2025年10月7日火曜日

「奈良監獄ミュージアム」2026年4月27日開館 コンセプトは「美しき監獄からの問いかけ」

 重要文化財「旧奈良監獄」が、星野リゾートの保存活用事業により「奈良監獄ミュージアム」として生まれ変わる。開館日は2026年4月27日。所在地は奈良県奈良市般若寺町18。
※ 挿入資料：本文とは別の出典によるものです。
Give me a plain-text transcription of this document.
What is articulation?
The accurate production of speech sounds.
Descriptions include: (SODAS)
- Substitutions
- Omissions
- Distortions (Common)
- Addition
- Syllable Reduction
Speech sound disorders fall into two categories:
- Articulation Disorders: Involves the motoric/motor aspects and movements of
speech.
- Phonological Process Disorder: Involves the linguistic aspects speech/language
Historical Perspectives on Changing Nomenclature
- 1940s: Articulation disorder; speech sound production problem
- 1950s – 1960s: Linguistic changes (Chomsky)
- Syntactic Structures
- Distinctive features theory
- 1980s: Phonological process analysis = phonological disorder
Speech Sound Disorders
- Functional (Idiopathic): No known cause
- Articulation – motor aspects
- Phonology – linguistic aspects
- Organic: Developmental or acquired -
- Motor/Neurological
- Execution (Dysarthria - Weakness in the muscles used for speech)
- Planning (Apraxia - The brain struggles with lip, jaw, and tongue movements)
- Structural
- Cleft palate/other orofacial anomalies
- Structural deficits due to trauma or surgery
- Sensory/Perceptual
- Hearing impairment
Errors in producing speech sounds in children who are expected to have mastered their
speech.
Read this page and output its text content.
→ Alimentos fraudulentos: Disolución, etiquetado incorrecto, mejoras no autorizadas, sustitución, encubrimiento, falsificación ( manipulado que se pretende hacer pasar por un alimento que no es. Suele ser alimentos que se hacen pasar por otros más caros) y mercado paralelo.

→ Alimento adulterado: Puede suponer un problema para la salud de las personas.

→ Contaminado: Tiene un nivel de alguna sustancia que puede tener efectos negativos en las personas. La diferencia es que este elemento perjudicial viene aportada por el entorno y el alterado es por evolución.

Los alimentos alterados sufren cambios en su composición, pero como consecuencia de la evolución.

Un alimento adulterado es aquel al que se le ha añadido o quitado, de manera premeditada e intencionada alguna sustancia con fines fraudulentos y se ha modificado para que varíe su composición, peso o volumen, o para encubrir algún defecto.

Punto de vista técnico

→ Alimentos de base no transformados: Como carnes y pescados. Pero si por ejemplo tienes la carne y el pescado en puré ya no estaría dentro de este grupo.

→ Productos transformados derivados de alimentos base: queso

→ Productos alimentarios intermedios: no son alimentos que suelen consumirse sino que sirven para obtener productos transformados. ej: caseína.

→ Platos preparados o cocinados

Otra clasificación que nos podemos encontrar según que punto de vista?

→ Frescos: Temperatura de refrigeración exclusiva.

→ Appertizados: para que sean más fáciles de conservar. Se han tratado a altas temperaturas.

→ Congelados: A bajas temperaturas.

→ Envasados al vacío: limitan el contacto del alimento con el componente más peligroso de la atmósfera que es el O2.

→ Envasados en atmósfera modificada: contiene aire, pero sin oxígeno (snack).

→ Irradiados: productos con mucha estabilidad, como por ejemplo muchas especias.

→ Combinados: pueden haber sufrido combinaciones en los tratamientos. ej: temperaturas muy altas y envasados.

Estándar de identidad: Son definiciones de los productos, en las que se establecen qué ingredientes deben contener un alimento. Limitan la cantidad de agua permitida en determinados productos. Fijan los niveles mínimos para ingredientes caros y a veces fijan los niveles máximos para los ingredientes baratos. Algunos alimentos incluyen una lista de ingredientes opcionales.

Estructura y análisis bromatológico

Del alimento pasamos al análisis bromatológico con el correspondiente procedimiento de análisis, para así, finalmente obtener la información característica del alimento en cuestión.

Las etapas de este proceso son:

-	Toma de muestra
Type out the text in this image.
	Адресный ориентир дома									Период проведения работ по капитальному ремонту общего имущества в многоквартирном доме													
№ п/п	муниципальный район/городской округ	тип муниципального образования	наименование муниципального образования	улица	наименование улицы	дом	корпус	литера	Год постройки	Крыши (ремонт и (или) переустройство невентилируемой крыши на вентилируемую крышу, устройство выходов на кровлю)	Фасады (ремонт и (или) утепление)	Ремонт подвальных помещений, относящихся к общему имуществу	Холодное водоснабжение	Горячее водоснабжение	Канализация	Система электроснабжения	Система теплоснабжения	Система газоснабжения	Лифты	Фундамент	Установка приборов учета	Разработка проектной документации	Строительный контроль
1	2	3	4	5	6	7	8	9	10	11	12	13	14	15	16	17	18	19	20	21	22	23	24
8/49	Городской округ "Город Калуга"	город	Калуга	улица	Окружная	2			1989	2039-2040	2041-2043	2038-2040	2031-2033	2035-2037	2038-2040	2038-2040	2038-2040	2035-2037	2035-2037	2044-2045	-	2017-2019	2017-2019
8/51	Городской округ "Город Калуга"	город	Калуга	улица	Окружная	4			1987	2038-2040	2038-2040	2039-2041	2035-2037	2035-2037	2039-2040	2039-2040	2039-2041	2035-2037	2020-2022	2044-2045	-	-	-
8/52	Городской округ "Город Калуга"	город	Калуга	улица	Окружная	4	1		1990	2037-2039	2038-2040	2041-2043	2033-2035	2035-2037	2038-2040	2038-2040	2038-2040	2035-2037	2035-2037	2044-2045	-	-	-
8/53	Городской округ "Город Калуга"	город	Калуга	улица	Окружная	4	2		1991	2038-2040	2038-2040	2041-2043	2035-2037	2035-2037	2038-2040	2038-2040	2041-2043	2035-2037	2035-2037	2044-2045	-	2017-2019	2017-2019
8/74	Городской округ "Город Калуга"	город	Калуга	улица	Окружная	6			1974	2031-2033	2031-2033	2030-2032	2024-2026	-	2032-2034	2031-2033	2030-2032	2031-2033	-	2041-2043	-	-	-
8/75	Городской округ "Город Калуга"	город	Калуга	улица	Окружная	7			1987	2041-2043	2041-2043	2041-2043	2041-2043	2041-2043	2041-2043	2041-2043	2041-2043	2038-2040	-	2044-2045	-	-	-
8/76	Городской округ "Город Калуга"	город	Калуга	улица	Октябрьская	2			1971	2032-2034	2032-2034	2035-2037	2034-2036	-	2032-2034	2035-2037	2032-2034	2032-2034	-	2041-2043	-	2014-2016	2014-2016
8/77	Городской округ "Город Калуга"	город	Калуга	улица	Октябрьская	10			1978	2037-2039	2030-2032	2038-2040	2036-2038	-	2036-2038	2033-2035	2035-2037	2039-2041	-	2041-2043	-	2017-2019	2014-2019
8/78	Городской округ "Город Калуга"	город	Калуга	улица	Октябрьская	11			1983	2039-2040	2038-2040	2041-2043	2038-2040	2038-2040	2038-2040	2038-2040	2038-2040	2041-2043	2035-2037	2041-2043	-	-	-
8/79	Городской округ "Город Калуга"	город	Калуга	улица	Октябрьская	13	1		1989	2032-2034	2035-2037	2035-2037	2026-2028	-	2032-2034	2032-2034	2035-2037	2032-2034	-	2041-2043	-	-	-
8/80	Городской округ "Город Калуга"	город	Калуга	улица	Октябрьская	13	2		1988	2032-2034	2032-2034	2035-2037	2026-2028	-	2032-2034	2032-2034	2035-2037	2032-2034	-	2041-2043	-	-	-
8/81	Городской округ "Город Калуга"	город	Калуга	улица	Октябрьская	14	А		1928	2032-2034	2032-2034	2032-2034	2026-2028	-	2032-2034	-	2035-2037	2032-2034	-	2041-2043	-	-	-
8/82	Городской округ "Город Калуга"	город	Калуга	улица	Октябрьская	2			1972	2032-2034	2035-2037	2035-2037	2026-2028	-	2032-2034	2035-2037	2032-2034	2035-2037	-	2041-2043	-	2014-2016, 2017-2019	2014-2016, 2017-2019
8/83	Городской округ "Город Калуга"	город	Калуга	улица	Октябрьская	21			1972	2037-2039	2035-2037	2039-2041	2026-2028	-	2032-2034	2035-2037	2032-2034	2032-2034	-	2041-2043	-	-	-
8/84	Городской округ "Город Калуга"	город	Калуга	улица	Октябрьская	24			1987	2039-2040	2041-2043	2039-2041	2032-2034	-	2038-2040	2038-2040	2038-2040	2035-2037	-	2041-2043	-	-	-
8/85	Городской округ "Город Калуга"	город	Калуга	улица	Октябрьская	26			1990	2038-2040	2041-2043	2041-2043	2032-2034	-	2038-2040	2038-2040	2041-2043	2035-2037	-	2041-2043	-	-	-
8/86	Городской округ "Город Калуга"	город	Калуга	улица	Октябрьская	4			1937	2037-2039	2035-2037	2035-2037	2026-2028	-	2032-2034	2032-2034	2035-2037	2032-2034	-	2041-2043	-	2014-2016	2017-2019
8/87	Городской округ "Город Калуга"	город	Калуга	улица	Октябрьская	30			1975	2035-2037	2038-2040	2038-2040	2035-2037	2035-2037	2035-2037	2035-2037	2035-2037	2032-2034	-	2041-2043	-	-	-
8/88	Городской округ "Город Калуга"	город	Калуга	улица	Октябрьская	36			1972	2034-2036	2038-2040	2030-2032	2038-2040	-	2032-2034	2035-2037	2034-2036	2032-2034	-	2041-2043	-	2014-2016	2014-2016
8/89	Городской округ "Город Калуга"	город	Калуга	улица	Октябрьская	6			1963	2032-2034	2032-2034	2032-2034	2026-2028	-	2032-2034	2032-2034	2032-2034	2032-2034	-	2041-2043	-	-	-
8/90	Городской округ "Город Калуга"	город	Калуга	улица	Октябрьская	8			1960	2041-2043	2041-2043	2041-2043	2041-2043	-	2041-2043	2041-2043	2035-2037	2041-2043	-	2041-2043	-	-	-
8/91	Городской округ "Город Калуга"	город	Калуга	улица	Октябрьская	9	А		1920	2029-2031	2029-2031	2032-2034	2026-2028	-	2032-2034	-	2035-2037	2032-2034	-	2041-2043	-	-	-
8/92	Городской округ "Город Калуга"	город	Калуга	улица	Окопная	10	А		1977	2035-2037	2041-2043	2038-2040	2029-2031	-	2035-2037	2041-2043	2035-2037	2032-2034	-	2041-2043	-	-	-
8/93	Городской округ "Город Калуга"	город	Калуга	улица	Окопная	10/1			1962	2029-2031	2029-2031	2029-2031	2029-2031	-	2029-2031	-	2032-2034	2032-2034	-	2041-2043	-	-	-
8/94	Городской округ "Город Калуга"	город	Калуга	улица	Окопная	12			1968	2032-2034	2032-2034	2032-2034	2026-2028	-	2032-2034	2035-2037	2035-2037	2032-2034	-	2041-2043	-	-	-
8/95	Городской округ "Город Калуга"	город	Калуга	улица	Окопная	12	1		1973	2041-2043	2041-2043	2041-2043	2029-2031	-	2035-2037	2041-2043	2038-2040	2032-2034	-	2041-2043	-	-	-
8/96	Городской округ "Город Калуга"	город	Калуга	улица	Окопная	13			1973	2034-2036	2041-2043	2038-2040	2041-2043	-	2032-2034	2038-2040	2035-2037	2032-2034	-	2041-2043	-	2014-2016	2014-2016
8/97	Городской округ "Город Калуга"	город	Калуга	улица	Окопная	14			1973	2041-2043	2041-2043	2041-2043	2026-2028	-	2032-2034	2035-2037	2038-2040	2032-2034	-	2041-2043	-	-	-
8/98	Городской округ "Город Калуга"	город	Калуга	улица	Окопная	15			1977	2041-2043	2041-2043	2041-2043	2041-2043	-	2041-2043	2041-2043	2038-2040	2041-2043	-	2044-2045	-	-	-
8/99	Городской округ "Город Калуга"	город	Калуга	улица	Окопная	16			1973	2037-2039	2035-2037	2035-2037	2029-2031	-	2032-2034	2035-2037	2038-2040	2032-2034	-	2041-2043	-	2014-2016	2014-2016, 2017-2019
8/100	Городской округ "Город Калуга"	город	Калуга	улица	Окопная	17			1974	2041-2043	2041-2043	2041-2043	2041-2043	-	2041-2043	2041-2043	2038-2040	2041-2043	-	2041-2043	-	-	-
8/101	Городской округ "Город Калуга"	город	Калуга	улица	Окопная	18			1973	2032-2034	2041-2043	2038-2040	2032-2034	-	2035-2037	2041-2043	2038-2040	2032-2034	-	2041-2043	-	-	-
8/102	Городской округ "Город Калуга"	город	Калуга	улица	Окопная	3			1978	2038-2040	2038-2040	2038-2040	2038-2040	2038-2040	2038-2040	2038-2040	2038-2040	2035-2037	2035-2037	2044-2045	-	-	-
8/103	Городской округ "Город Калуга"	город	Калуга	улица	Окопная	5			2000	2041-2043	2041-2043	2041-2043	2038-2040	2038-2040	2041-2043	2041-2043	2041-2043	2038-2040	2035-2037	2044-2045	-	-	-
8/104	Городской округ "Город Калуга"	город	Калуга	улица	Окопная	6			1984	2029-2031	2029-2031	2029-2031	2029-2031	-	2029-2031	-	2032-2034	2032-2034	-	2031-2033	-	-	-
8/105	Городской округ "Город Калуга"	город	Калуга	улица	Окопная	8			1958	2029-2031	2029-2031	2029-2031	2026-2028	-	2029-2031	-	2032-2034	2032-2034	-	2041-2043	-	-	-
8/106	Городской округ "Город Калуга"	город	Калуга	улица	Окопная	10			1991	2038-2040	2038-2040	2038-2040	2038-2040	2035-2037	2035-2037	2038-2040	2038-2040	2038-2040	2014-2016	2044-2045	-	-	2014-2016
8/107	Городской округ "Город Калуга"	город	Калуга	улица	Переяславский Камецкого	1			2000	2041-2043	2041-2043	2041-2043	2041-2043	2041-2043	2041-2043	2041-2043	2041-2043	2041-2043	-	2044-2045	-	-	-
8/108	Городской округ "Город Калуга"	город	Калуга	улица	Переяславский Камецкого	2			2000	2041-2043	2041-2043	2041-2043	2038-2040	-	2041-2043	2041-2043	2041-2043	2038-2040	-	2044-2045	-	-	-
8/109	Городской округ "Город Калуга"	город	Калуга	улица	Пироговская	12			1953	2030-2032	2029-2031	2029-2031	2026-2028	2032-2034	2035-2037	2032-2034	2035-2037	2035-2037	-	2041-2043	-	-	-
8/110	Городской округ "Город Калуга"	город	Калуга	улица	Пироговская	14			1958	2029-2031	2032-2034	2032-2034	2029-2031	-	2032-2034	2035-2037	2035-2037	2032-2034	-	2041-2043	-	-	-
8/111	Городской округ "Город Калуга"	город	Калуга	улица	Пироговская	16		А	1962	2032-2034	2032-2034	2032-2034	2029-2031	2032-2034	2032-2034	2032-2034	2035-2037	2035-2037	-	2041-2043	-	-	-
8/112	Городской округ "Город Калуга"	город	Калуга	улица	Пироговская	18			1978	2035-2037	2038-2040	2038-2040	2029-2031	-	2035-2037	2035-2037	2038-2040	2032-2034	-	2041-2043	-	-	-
旧奈良監獄は、明治政府が計画した五大監獄のうち、唯一現存する建築物である。
1908年に竣工し、設計は山下啓次郎が担当。1946年には「奈良少年刑務所」と改称され、更生教育を重視する施設として機能した。2017年には国の重要文化財に指定されている。
ミュージアムのコンセプトは「美しき監獄からの問いかけ」。訪問者が自らと対話し、生き方を見つめ直す契機となることを目指す。施設は保存エリアと展示エリアに分かれ、展示エリアには三つの展示棟、カフェ、ショップが併設される。
(上)上空写真 (下)旧奈良監獄 表門
三つの特徴
建築そのものが最大の展示物
西洋の装飾様式を取り入れた赤レンガ造の建築は、重厚かつ美しい佇まいを持つ。赤レンガは当時の被収容者が職人と共に製作したもので、室内は天井から光を取り入れる設計となっている。

世界的クリエイターによる監修
アートディレクションは佐藤卓氏(TSDO)が担当。デザインの視点から「罪と罰」「自由」などのテーマを掘り下げた展示を構成。Museography SupervisorにはAdrien Gardere氏が参画。世界各地の美術館での展示設計経験を活かし、建築遺産をミュージアムとして再構築する。

三つの展示棟による多角的な問いかけ
A棟では奈良監獄の歴史と建築を紹介。B棟では被収容者の視点から刑務所生活を描き、自由について考察する。C棟では国内外のアーティストによる作品を通じて、監獄と社会の関係性を探る。
(上)A棟イメージ (下)B棟イメージ

施設概要
名称:奈良監獄ミュージアム
所在地:奈良県奈良市般若寺町18
開館時間:9:00~17:00(最終入館16:00)
定休日:なし(メンテナンス休館あり)
入館料:大人2,500円~
アクセス:近鉄奈良駅からバスで約13分、「般若寺」バス停下車徒歩約5分
URL:https://hoshinoresorts.com/nara-prison-museum/ja
チケット販売開始:2026年2月予定
計画概要
建築面積:1,860㎡
延床面積:2,463㎡
敷地面積:100,478.80㎡(星のや奈良監獄を含む)

耐震改修工事は文化財保存計画協会の技術指導のもと、安井建築設計事務所、飯島建築事務所が設計監理を担当。施工は戸田建設株式会社。内装・展示設計は乃村工藝社が手がける。
旧奈良監獄保存活用株式会社は、法務省との契約に基づき、保存・改修工事とミュージアム・ホテル事業の準備を進めており、2026年中にはラグジュアリーホテル「星のや奈良監獄」の開業も予定されている。